Fernando Marías con Aute
Fernando Marías dando indicaciones

   Volvió, como había dicho, quince minutos antes de que se abriese la sala al público y ocupó su lugar en la primera mesa a pie de escenario. Miguel se acercó a Raquel y a mí, listos ya para entrar en el escenario, como si quisiera hacernos alguna confidencia; temimos, sin verbalizarlo, que hubiera surgido algún problema de última hora por parte de Eduardo.

   —Pregunta Eduardo —susurró Miguel en voz baja— si tenemos algún inconveniente en que cante un par de canciones. Dice que a lo mejor así queda más redonda su aportación. 

   Pensé que nos estaba gastando una broma. ¿Tener inconveniente, algún inconveniente, en que Luis Eduardo Aute cantara una canción en el mismo escenario que nosotros? 

   Para quienes sabíamos lo que iba a ocurrir, toda la velada estuvo marcada por la espera de aquel momento. Tras el espíritu de Vilas, que acudió puntual y de buen humor, nos acompañaron en el escenario la valentía desnuda de Ana Merino y la exaltación de Espido Freire, sorprendente siempre, que supo señalarnos el punto del universo donde conviven Teresa de Jesús y Bob Fosse. 

   Y en eso, entonces, le tocó a Eduardo. 

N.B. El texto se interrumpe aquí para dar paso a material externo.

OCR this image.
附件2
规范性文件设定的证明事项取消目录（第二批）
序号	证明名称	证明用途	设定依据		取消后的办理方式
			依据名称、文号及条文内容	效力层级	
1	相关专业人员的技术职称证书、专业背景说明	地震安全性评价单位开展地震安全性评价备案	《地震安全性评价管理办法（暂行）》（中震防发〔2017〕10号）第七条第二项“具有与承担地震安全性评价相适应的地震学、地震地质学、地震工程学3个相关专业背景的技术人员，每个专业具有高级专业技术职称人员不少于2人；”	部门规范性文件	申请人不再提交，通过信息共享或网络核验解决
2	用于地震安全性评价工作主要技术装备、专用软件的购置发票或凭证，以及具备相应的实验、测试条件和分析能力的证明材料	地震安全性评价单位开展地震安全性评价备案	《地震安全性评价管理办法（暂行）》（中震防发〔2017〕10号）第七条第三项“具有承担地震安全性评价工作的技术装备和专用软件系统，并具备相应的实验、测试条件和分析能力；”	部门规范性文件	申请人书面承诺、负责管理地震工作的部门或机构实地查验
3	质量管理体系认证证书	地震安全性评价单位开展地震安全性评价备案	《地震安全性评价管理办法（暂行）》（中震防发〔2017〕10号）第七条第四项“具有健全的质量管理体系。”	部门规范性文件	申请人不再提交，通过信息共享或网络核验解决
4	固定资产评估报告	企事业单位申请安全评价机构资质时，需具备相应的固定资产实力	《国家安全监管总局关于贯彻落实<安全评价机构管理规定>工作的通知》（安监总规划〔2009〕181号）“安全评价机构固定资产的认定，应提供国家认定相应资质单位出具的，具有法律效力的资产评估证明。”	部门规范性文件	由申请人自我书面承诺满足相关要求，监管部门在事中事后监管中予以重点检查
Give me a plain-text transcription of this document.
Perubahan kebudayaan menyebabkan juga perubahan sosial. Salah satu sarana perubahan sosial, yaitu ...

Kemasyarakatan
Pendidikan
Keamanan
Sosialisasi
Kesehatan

   Subió entre el aplauso sincero de los presentes. No había allí nadie que no amara a Luis Eduardo Aute. Se instaló en el taburete señalado, frente al micro, y tomó de la mesita auxiliar uno de los libros que había depositado allí antes. Leyó, contó, narró, ironizó, hizo reír y sonreír al público, se emocionó él… Pero el verdadero espectáculo lo conformaban su serenidad y su dominio, esa calma elegante que lograba convocar y transmitir una intensidad apacible. Entonces, de pronto, carraspeó brevemente y comenzó a cantar. Solo su voz, solo su deseo, solo él. Todos supimos y sentimos que nos estaba haciendo un regalo de generosidad sencilla y sin límites. Cada uno de nosotros salió de aquella noche hechizado a su manera. Hay una fotografía, la única del instante preciso en que Eduardo comenzaba a cantar, en la que el rostro de Raquel Lanseros, sentada a su lado, resume los rostros de todos los presentes, de repente un poco niños la noche de Reyes. Luego cada uno, me consta y lo he comprobado, lo ha narrado a su manera. 

Aute quiso cantar a capella
Raquel Lanseros contempla a Aute recitando

   Aute se fue sonriendo. No lo volví a ver. 

   Y hoy, tras su muerte, mientras justo ahora escucho de nuevo Las cuatro y diez, me pregunto si puede alcanzar un ser humano logro mayor, en la despedida final, que llevarse consigo el respeto, la admiración y el amor de cuantos lo conocieron.